In April 2002, Surkov overturned the Duma’s leadership in what became known as the “portfolio putsch.” The Kremlin’s allies ousted the Communists from the committee posts that Putin had offered them shortly after the elections in 1999, while the Communist speaker, Gennady Seleznyov, threw his support to the Kremlin and abandoned his party colleagues. Putin, as aloof as a tsar from the petty squabbles of the dukes and boyars, had effectively decapitated the Communist leadership. Gennady Zyuganov, the party’s chief, who had once seemed a serious threat to Yeltsin’s Kremlin, could only sputter in protest. “Even
when tipsy, Yeltsin had the courage to gather leaders of different factions in critical moments and look for a solution together, rather than starting a new war,” he said bitterly.
29

The motive for Putin’s reshuffling of the legislative leadership became clear two weeks later when he delivered his annual address to the Federal Assembly, which comprised the upper and lower houses of parliament.
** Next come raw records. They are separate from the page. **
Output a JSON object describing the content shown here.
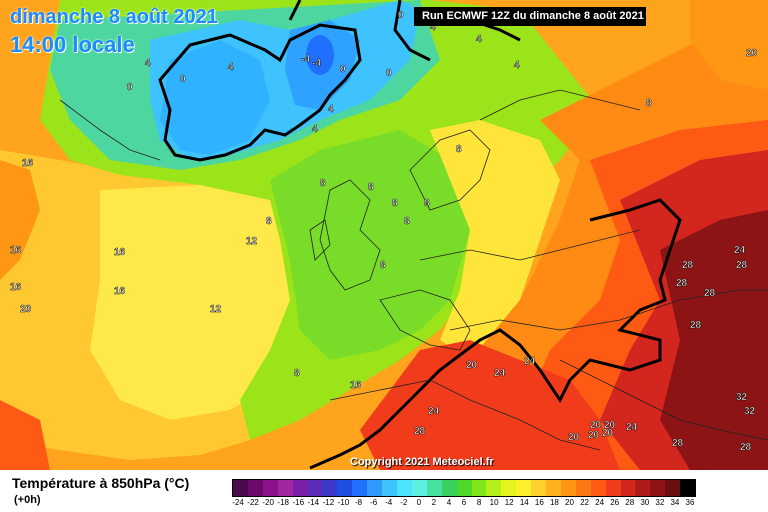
{
  "header": {
    "date": "dimanche 8 août 2021",
    "time": "14:00 locale",
    "run": "Run ECMWF 12Z du dimanche 8 août 2021"
  },
  "copyright": "Copyright 2021 Meteociel.fr",
  "legend": {
    "title": "Température à 850hPa (°C)",
    "subtitle": "(+0h)",
    "ticks": [
      "-24",
      "-22",
      "-20",
      "-18",
      "-16",
      "-14",
      "-12",
      "-10",
      "-8",
      "-6",
      "-4",
      "-2",
      "0",
      "2",
      "4",
      "6",
      "8",
      "10",
      "12",
      "14",
      "16",
      "18",
      "20",
      "22",
      "24",
      "26",
      "28",
      "30",
      "32",
      "34",
      "36"
    ],
    "colors": [
      "#4b0a4b",
      "#6a0a6a",
      "#8c128c",
      "#a0289f",
      "#7a1fa8",
      "#5c2cb8",
      "#3a39c8",
      "#1f4ee0",
      "#2070ff",
      "#2f9bff",
      "#3ec3ff",
      "#4ee3ff",
      "#5cf0e0",
      "#48e0a0",
      "#38d060",
      "#4ed828",
      "#7ee61a",
      "#b4f01a",
      "#e6f41e",
      "#fff02e",
      "#ffd230",
      "#ffb21e",
      "#ff9614",
      "#ff7814",
      "#ff5a14",
      "#f03c1a",
      "#d2261e",
      "#b01a1a",
      "#8c1414",
      "#6a0e0e",
      "#000000"
    ]
  },
  "map_labels": [
    {
      "text": "0"
    },
    {
      "text": "0"
    },
    {
      "text": "-4"
    },
    {
      "text": "0"
    },
    {
      "text": "0"
    },
    {
      "text": "4"
    },
    {
      "text": "4"
    },
    {
      "text": "0"
    },
    {
      "text": "4"
    },
    {
      "text": "4"
    },
    {
      "text": "4"
    },
    {
      "text": "8"
    },
    {
      "text": "16"
    },
    {
      "text": "8"
    },
    {
      "text": "12"
    },
    {
      "text": "16"
    },
    {
      "text": "16"
    },
    {
      "text": "16"
    },
    {
      "text": "16"
    },
    {
      "text": "12"
    },
    {
      "text": "8"
    },
    {
      "text": "8"
    },
    {
      "text": "8"
    },
    {
      "text": "8"
    },
    {
      "text": "8"
    },
    {
      "text": "8"
    },
    {
      "text": "8"
    },
    {
      "text": "8"
    },
    {
      "text": "16"
    },
    {
      "text": "20"
    },
    {
      "text": "24"
    },
    {
      "text": "24"
    },
    {
      "text": "24"
    },
    {
      "text": "28"
    },
    {
      "text": "28"
    },
    {
      "text": "24"
    },
    {
      "text": "28"
    },
    {
      "text": "28"
    },
    {
      "text": "28"
    },
    {
      "text": "20"
    },
    {
      "text": "20"
    },
    {
      "text": "20"
    },
    {
      "text": "24"
    },
    {
      "text": "28"
    },
    {
      "text": "20"
    },
    {
      "text": "20"
    },
    {
      "text": "20"
    },
    {
      "text": "32"
    },
    {
      "text": "32"
    },
    {
      "text": "28"
    },
    {
      "text": "28"
    },
    {
      "text": "20"
    },
    {
      "text": "4"
    },
    {
      "text": "4"
    },
    {
      "text": "-4"
    }
  ]
}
In the Marble Hall of the Kremlin Presidium, Putin touted his accomplishments—a drop in unemployment, rising incomes, a balanced budget, Russia’s return to its position as the world’s second-largest oil producer—but he lamented the “large and clumsy” bureaucracy of the government, the unreformed ministries that still acted as “branches of a centralized economy.” He needed a parliamentary majority not to debate the issues but to pass the legislation the Kremlin needed to impose solutions. And for an hour, he listed a host of liberal reforms intended to transform the judiciary, to create a mortgage system to expand the housing market, to end the draft and introduce a professional volunteer military, and to write regulations that would hasten Russia’s membership in the World Trade Organization. It was an ambitious agenda, and he now had few obstacles to imposing it.